Comment et quand a été créé la Banque Mondiale ?
Pour commencer, savez-vous que la Banque Mondiale et le FMI, sont en fait des frères jumeaux, nés tous les deux en 1944, suite à la tenue de la célèbre conférence de Bretton Woods. Si la mission initiale du FMI était alors de veiller sur la parité des monnaies (suite à la mise en place du système d’étalon de change-or), le rôle de la BIRD (Banque Internationale pour la Reconstruction et le Développement) était de soutenir le processus de reconstruction de l’Europe meurtrie par la Guerre. La tâche était immense et c’est la France qui a bénéficié la première des prêts de cette BIRD, à hauteur de 250 millions de dollars, une véritable fortune pour l’époque (1947).
La reconstruction du vieux continent étant bien avancée, les pays fondateurs décident alors de réorienter les missions de cette BIRD vers la réduction de la pauvreté dans le monde, une bien noble cause !
Pour ce faire, le Groupe Banque Mondiale prend forme, attirant auprès de la BIRD, 4 autres grandes institutions que sont l’IDA (Association Internationale de Développement), l’IFC (Société Financière Internationale), la MIGA (Agence Multilatérale de Garantie des Investissements) et le CIRDI (Centre International pour le Règlement des Différends relatifs aux Investissements).

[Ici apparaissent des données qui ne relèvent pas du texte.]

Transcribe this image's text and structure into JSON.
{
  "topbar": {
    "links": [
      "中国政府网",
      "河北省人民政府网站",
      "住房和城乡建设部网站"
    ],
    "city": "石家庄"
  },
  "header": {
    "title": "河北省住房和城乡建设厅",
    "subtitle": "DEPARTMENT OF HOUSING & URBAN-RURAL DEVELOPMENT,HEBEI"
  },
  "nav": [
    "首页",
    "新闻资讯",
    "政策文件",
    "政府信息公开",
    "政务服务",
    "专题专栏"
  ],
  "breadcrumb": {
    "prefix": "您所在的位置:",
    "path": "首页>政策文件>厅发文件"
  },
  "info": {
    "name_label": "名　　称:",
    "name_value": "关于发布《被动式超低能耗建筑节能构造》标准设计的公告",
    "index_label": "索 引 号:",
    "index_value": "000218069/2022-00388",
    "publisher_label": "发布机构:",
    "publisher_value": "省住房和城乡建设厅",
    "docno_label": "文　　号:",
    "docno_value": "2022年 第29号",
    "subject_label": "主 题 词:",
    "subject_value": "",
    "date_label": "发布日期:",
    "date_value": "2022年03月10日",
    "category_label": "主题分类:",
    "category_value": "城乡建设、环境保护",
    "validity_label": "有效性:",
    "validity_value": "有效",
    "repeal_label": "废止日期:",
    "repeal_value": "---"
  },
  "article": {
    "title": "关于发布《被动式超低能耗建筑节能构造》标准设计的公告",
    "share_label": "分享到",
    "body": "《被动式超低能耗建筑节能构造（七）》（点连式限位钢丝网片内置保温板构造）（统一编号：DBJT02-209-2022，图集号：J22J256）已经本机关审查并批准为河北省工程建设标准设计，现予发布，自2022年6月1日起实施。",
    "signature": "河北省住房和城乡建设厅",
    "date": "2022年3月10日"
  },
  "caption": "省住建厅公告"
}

Ces 5 institutions collaborent entre elles et avec le FMI de façon à aider les pays pauvres à se développer. Elles mettent en œuvre des plans pluriannuels grâce au financement reçu des pays membres (au nombre de 188 en 2016) et grâce à l’émission d’obligations.
Quel est le mode de fonctionnement de la Banque Mondiale ?
Le Groupe Banque Mondiale est composé d’experts, d’ingénieurs et d’analystes financiers qui étaient initialement tous basés à Washington. Avec l’internationalisation de ses missions, le personnel de la BM est aujourd’hui réparti dans les différentes représentation à l’étranger, le site de Washington n’accueillant désormais que les 2/3 de l’effectif de la noble institution qui compte 10 000 employés.
Au niveau gouvernance, la BM a hérité d’un processus archaïque mais toujours en vigueur de nos jours : selon une règle tacite en usage depuis 1944, le Président de la Banque Mondiale est désigné par le gouvernement US. En contrepartie, le président du FMI est désigné par les gouverneurs européens.
Depuis le 1er Juillet 2012, c’est Jim Yong Kim qui préside aux destinées de la BM, ayant succédé à Robert Zoellick
A noter que les Présidents des 2 institutions jumèles issues de Bretton Woods (Jim Yong Kim et Christine Lagarde) se fréquentent régulièrement, publient des communiqués communs et vont parfois en mission ensemble pour traiter des problèmes aux 4 coins de la planète.
Ils se font aider par 25 administrateurs permanents qui résident à Washington (5 administrateurs nommés pour les 5 pays actionnaires principaux, le reste du conseil d’administration étant élu par les autres pays membres).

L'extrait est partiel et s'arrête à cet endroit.